For decades, new home real estate firms considered local market research a way to help them design and sell product for specific potential purchasers. Nowadays, globalization has broadened that research to include the entire world. With sweeping changes in the way people travel, work and live, anyone can choose just about anywhere to purchase a home or condominium, whether as a principal residence or a second or third residence.

Businesspeople who travel extensively to a specific city may buy a pied-a-terre rather than staying in hotel rooms. Parents from other countries might buy a home or condominium in Canada where their children attend university, rather than rent a dorm room or existing home. After the kids graduate, the parents can sell, usually at a profit. We also see the scenario of parents buying a new residence in another city close to where their children and grandchildren live. This way, they can spend extended time with their families and build equity.

Flexibility of use

Of course, with the current trend of working from home, people can live anywhere in the world and still conduct business. In vacation destinations such as the Dominican Republic, new developments, such as the recently announced Tropicalia, are being considered for a post pandemic world with designs that consider the realities of how people are living these days. Canada is also a popular spot for this, and developers are designing with that in mind. The once popular hotel condominium has diminished in popularity, in favour of accommodations that allows users more flexibility for use. A recent conversation with colleague and resort specialist Sean Hummell in Mont Tremblant, Que. confirms this. He says full-ownership condo suites are popular with people who want to live there for weeks or months at a time during ski season. From home offices to ultra-fast Internet capabilities, technology is paving the way for advancements in this market sector.
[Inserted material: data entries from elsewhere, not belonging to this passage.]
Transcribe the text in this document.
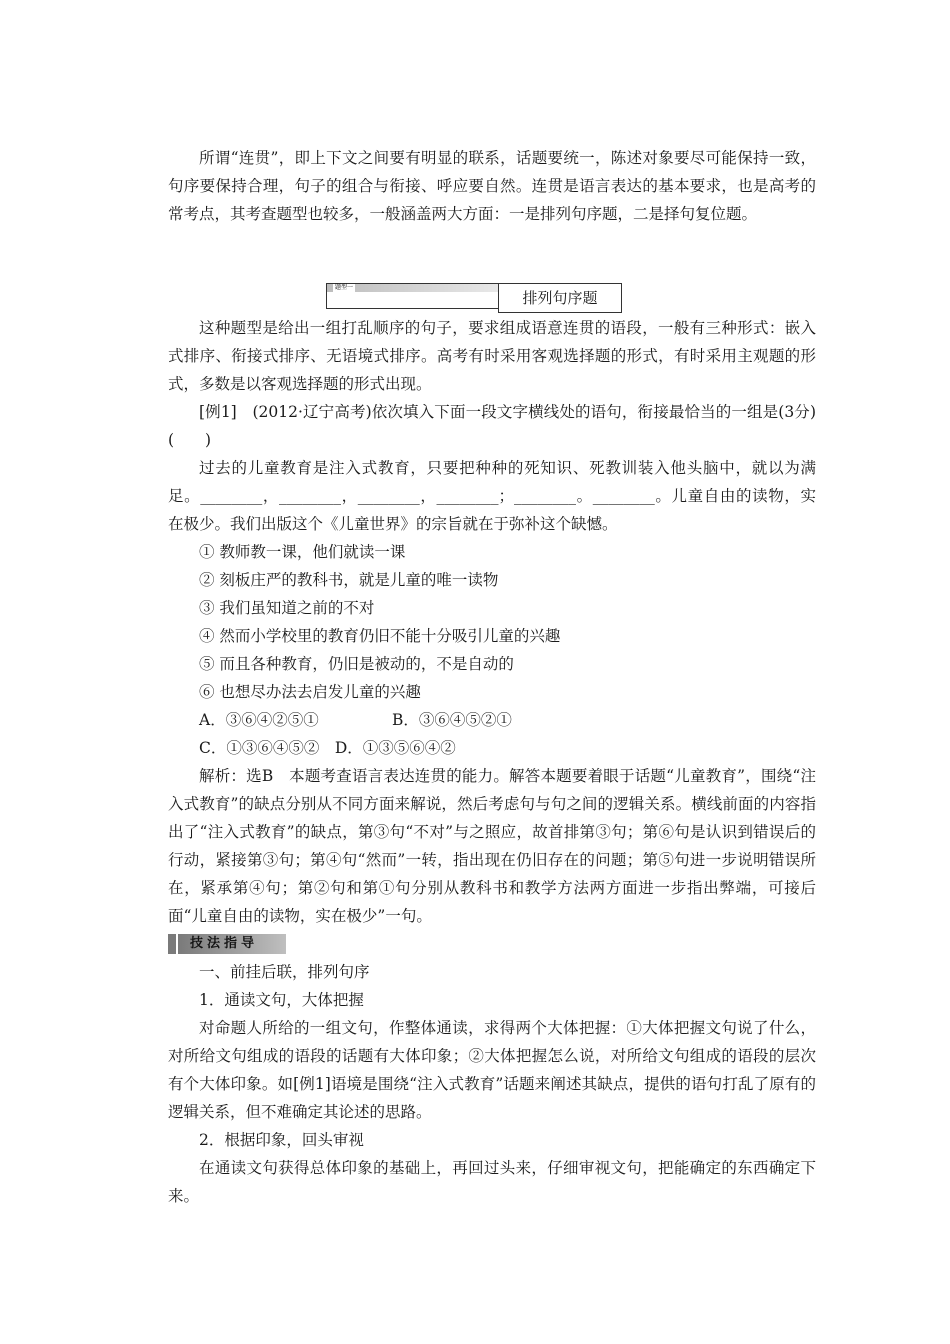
所谓“连贯”，即上下文之间要有明显的联系，话题要统一，陈述对象要尽可能保持一致，句序要保持合理，句子的组合与衔接、呼应要自然。连贯是语言表达的基本要求，也是高考的常考点，其考查题型也较多，一般涵盖两大方面：一是排列句序题，二是择句复位题。

题型一
排列句序题

这种题型是给出一组打乱顺序的句子，要求组成语意连贯的语段，一般有三种形式：嵌入式排序、衔接式排序、无语境式排序。高考有时采用客观选择题的形式，有时采用主观题的形式，多数是以客观选择题的形式出现。

[例1]　(2012·辽宁高考)依次填入下面一段文字横线处的语句，衔接最恰当的一组是(3分)(　　)

过去的儿童教育是注入式教育，只要把种种的死知识、死教训装入他头脑中，就以为满足。________，________，________，________；________。________。儿童自由的读物，实在极少。我们出版这个《儿童世界》的宗旨就在于弥补这个缺憾。

① 教师教一课，他们就读一课

② 刻板庄严的教科书，就是儿童的唯一读物

③ 我们虽知道之前的不对

④ 然而小学校里的教育仍旧不能十分吸引儿童的兴趣

⑤ 而且各种教育，仍旧是被动的，不是自动的

⑥ 也想尽办法去启发儿童的兴趣

A．③⑥④②⑤①	B．③⑥④⑤②①

C．①③⑥④⑤②　D．①③⑤⑥④②

解析：选B　本题考查语言表达连贯的能力。解答本题要着眼于话题“儿童教育”，围绕“注入式教育”的缺点分别从不同方面来解说，然后考虑句与句之间的逻辑关系。横线前面的内容指出了“注入式教育”的缺点，第③句“不对”与之照应，故首排第③句；第⑥句是认识到错误后的行动，紧接第③句；第④句“然而”一转，指出现在仍旧存在的问题；第⑤句进一步说明错误所在，紧承第④句；第②句和第①句分别从教科书和教学方法两方面进一步指出弊端，可接后面“儿童自由的读物，实在极少”一句。

技法指导

一、前挂后联，排列句序

1．通读文句，大体把握

对命题人所给的一组文句，作整体通读，求得两个大体把握：①大体把握文句说了什么，对所给文句组成的语段的话题有大体印象；②大体把握怎么说，对所给文句组成的语段的层次有个大体印象。如[例1]语境是围绕“注入式教育”话题来阐述其缺点，提供的语句打乱了原有的逻辑关系，但不难确定其论述的思路。

2．根据印象，回头审视

在通读文句获得总体印象的基础上，再回过头来，仔细审视文句，把能确定的东西确定下来。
Earlier this year, REALM Global, the first globally collaborative real estate platform that combines real-time data with human experience and networking, published an Economic Forecast Survey for 2022, in which it reported that most of its membership expected second homes to be the top sales driver in their individual markets. We have seen the same trends here in Canada as well. The second residence market is not just limited to cottages anymore. Many purchasers are opting for a second or third residence to take advantage of climate and some are even crossing borders to find them. For example, the second home market is popular in Chicago, according to industry expert Lisa Petrik, realtor with Jameson Sotheby’s Chicago. Her account of the city describes a summertime that buzzes with activity and excitement without the blistering hot temperatures of Florida. Some buyers choose to spend summer there and winter in Florida. Within Canada, owners from Ottawa may purchase a second residence in Mont Tremblant or Mont Ste-Marie to take advantage of the spectacular skiing there.

Diverse markets

Then we have Bill 23, which is planned to help Ontario developers build more “missing middle” homes where generations of families can live together – often the norm in countries around the world. In Texas and Arizona, many builders have reimagined the single-family home design to create aesthetically pleasing multi-generational homes, rather than simply placing an apartment in the basement as an afterthought.

Each market segment has unique motivators. Developers must look beyond city, and even national, boundaries when it comes to designing for international target markets – not to duplicate what others are doing, but to learn new ways to accommodate diverse markets. We need thought leadership and innovation in our developer industry to maximize the effects of globalization. 

Derek Nzeribe is Founder and Broker of Record at Haus Collection Realty, Ottawa. Haus Collection is a full-service consulting and brokerage entity, which engages with developers in the pre-development planning and implementation of residential and mixed-use developments.